Went to Publix last night to take advantage of the last day of last week’s sale (here Publix sales run Thursday to Wednesday unlike everywhere else because that’s how we do it down here). I paid $46.17 for $85.84 worth of stuff. Here’s how it broke down across the three categories I made purchases in (pre-tax because otherwise I get befuddled):
Food (Almond milk, sour cream, feta cheese, chuck patties, pita bread)
Cost: $21.34 Coupons & Sales: $4.18 Savings of 20%
Personal Care– Kids (Diapers, Wipes, Diaper Cream, Body Wash)
Cost: $46.46 Coupons & Sales: $20.99 Savings of 45%
Personal Care– Mine (Toothpaste, toothbrushes, facial tissues)

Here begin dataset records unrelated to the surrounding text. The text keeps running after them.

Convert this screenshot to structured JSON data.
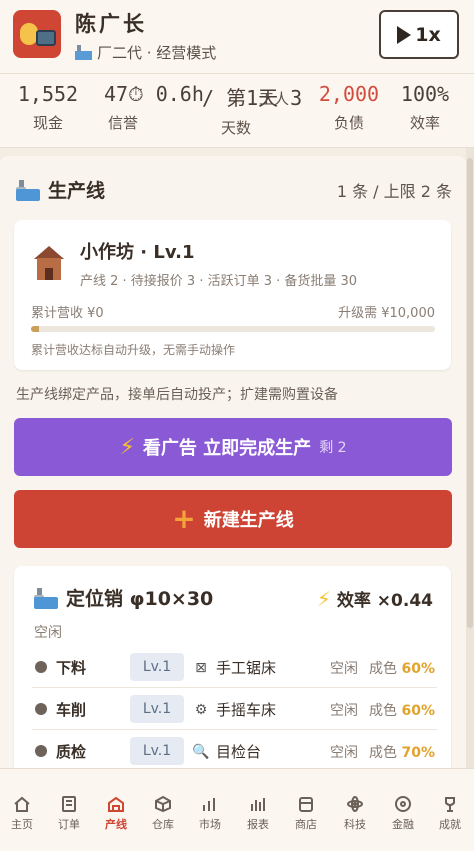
{
  "player": {
    "name": "陈广长",
    "subtitle": "厂二代 · 经营模式",
    "speed_label": "1x"
  },
  "stats": [
    {
      "value": "1,552",
      "label": "现金",
      "color": "#4a3f37"
    },
    {
      "value": "47⏱ 0.6h",
      "label": "信誉",
      "color": "#4a3f37"
    },
    {
      "value": "/ 第1天 3",
      "label": "天数",
      "color": "#4a3f37"
    },
    {
      "value": "",
      "label": "工人",
      "color": "#4a3f37"
    },
    {
      "value": "2,000",
      "label": "负债",
      "color": "#d24c3f"
    },
    {
      "value": "100%",
      "label": "效率",
      "color": "#4a3f37"
    }
  ],
  "section": {
    "title": "生产线",
    "count": "1 条 / 上限 2 条"
  },
  "workshop": {
    "title": "小作坊 · Lv.1",
    "meta": "产线 2 · 待接报价 3 · 活跃订单 3 · 备货批量 30",
    "revenue": "累计营收 ¥0",
    "upgrade": "升级需 ¥10,000",
    "progress": 0.02,
    "note": "累计营收达标自动升级，无需手动操作"
  },
  "hint": "生产线绑定产品，接单后自动投产；扩建需购置设备",
  "ad_button": {
    "label": "看广告 立即完成生产",
    "remaining": "剩 2"
  },
  "new_button": {
    "label": "新建生产线"
  },
  "line": {
    "title": "定位销 φ10×30",
    "efficiency": "效率 ×0.44",
    "status": "空闲",
    "steps": [
      {
        "name": "下料",
        "level": "Lv.1",
        "tool_icon": "⊠",
        "tool": "手工锯床",
        "state": "空闲",
        "quality_label": "成色",
        "quality": "60%"
      },
      {
        "name": "车削",
        "level": "Lv.1",
        "tool_icon": "⚙",
        "tool": "手摇车床",
        "state": "空闲",
        "quality_label": "成色",
        "quality": "60%"
      },
      {
        "name": "质检",
        "level": "Lv.1",
        "tool_icon": "🔍",
        "tool": "目检台",
        "state": "空闲",
        "quality_label": "成色",
        "quality": "70%"
      }
    ]
  },
  "tabs": [
    {
      "label": "主页",
      "icon": "home-icon"
    },
    {
      "label": "订单",
      "icon": "order-icon"
    },
    {
      "label": "产线",
      "icon": "factory-icon",
      "active": true
    },
    {
      "label": "仓库",
      "icon": "warehouse-icon"
    },
    {
      "label": "市场",
      "icon": "market-icon"
    },
    {
      "label": "报表",
      "icon": "report-icon"
    },
    {
      "label": "商店",
      "icon": "shop-icon"
    },
    {
      "label": "科技",
      "icon": "tech-icon"
    },
    {
      "label": "金融",
      "icon": "finance-icon"
    },
    {
      "label": "成就",
      "icon": "trophy-icon"
    }
  ]
}
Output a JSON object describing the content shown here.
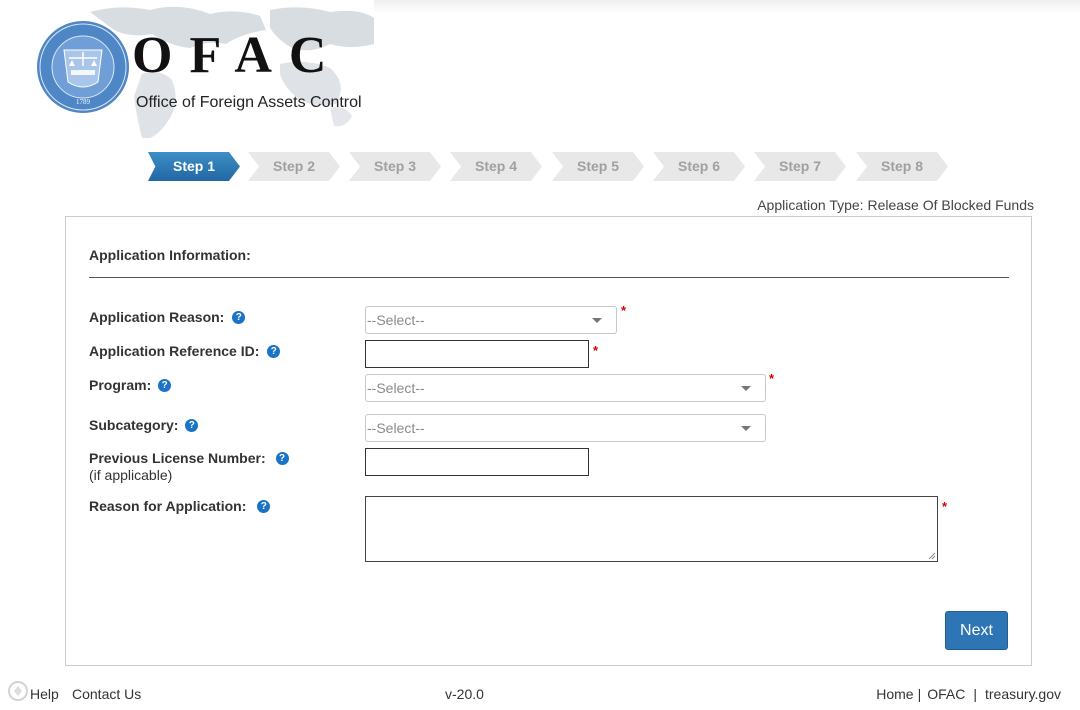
{
  "header": {
    "brand_name": "OFAC",
    "brand_subtitle": "Office of Foreign Assets Control",
    "seal_icon": "treasury-seal-icon"
  },
  "steps": [
    {
      "label": "Step 1",
      "active": true
    },
    {
      "label": "Step 2",
      "active": false
    },
    {
      "label": "Step 3",
      "active": false
    },
    {
      "label": "Step 4",
      "active": false
    },
    {
      "label": "Step 5",
      "active": false
    },
    {
      "label": "Step 6",
      "active": false
    },
    {
      "label": "Step 7",
      "active": false
    },
    {
      "label": "Step 8",
      "active": false
    }
  ],
  "application_type": "Application Type: Release Of Blocked Funds",
  "form": {
    "section_title": "Application Information:",
    "fields": {
      "application_reason": {
        "label": "Application Reason:",
        "value": "--Select--",
        "required": true
      },
      "reference_id": {
        "label": "Application Reference ID:",
        "value": "",
        "required": true
      },
      "program": {
        "label": "Program:",
        "value": "--Select--",
        "required": true
      },
      "subcategory": {
        "label": "Subcategory:",
        "value": "--Select--",
        "required": false
      },
      "previous_license": {
        "label": "Previous License Number:",
        "note": "(if applicable)",
        "value": "",
        "required": false
      },
      "reason_for_application": {
        "label": "Reason for Application:",
        "value": "",
        "required": true
      }
    },
    "required_marker": "*",
    "help_glyph": "?",
    "next_label": "Next"
  },
  "footer": {
    "help": "Help",
    "contact": "Contact Us",
    "version": "v-20.0",
    "links": [
      "Home",
      "OFAC",
      "treasury.gov"
    ],
    "separator": "|"
  },
  "colors": {
    "accent": "#2e75b6",
    "active_step": "#2a77b6",
    "inactive_step": "#e8e8e8",
    "required": "#d60000",
    "help_icon": "#1a73c6"
  }
}
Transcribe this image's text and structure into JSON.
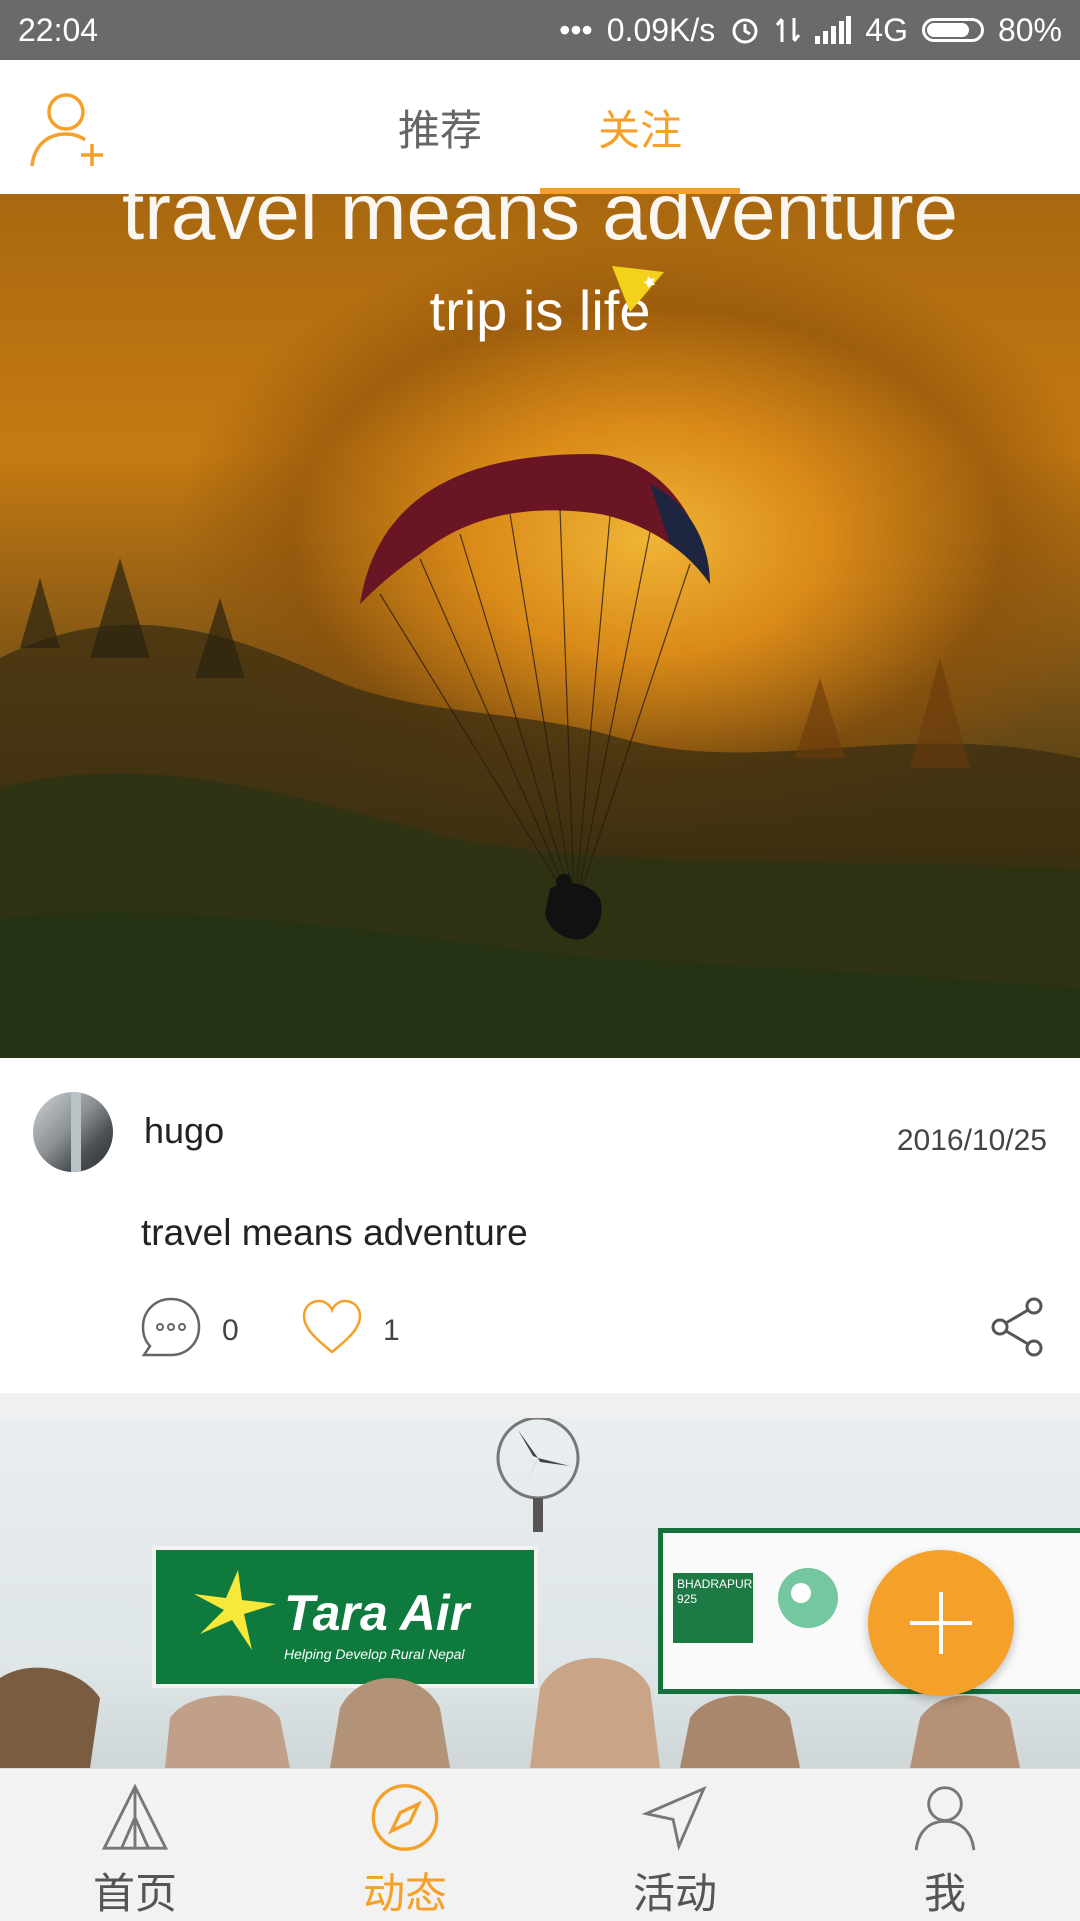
{
  "status_bar": {
    "time": "22:04",
    "network_speed": "0.09K/s",
    "network_type": "4G",
    "battery": "80%",
    "battery_level": 0.8
  },
  "header": {
    "tabs": [
      {
        "label": "推荐",
        "active": false
      },
      {
        "label": "关注",
        "active": true
      }
    ],
    "add_user_icon": "add-user-icon"
  },
  "posts": [
    {
      "image_caption": "travel means adventure",
      "image_brand": "trip is life",
      "username": "hugo",
      "date": "2016/10/25",
      "text": "travel means adventure",
      "comments": "0",
      "likes": "1"
    },
    {
      "sign_title": "Tara Air",
      "sign_subtitle": "Helping Develop Rural Nepal",
      "sign_bhadrapur": "BHADRAPUR",
      "sign_flight": "925"
    }
  ],
  "fab": {
    "icon": "plus-icon"
  },
  "bottom_nav": [
    {
      "label": "首页",
      "icon": "tent-icon",
      "active": false
    },
    {
      "label": "动态",
      "icon": "compass-icon",
      "active": true
    },
    {
      "label": "活动",
      "icon": "navigation-icon",
      "active": false
    },
    {
      "label": "我",
      "icon": "user-icon",
      "active": false
    }
  ],
  "colors": {
    "accent": "#f5a028",
    "status_bar": "#6a6a6a",
    "nav_background": "#f2f2f2"
  }
}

Cost: $9.89 Coupons & Sales: $9.45 Savings of 96%
Overall on my bill (with tax), I saved 46%. My receipt further explains I took advantage of $17.99 in store coupons (21%), $11.15 in vendor coupons (13%), and $10.53 in special prices (12%). I want to emphasize, these savings are in Florida which does not double coupons. If they did, my savings would have been even higher. Regardless, this trip goes to strengthen my assertion that coupon savings’ strength lies outside of Food especially if you’re not into really junky food and is still very much worth the time and effort (which incidentally is not much). This is especially important for those who place high value on high-quality foods (which in all honesty is not me, I’d say I’m in the moderate camp) because it’s the perfect example of the savvy money mentality to save where you can to splurge where you want.
P.S. When you do your shopping, and your bags are loaded, and you’ve paid, take your cart to an out of the way place by the exit (don’t block any passages) and look through your receipt carefully. Two weeks ago at Publix, the eggs were on sale ($2) but rang up at regular price ($2.59). I probably wouldn’t have done anything except I’d bought three dozen eggs for the baking marathon I went on. I went back to have it adusted and the lady gave me back the full value of the three dozen eggs. Why? To my surprise, their policy is if they charge you wrong, they refund the full amount of the item. So what I thought would be a savings of $1.77 (the difference in price) turned into a savings of $7.77. This week, I ignored my own advice and have overpaid in two separate instances and didn’t catch it until days later when I was entering my data in my price book. I lost $4.09. Oh and I forgot to use a coupon because I was on the phone at checkout losing another $1.25. My total loss for negligence this week? $5.34. Lesson learned? It’s important to be vigilant with your money, even in the little things because they add up fast and no one is going to watch out for your money any better than you are.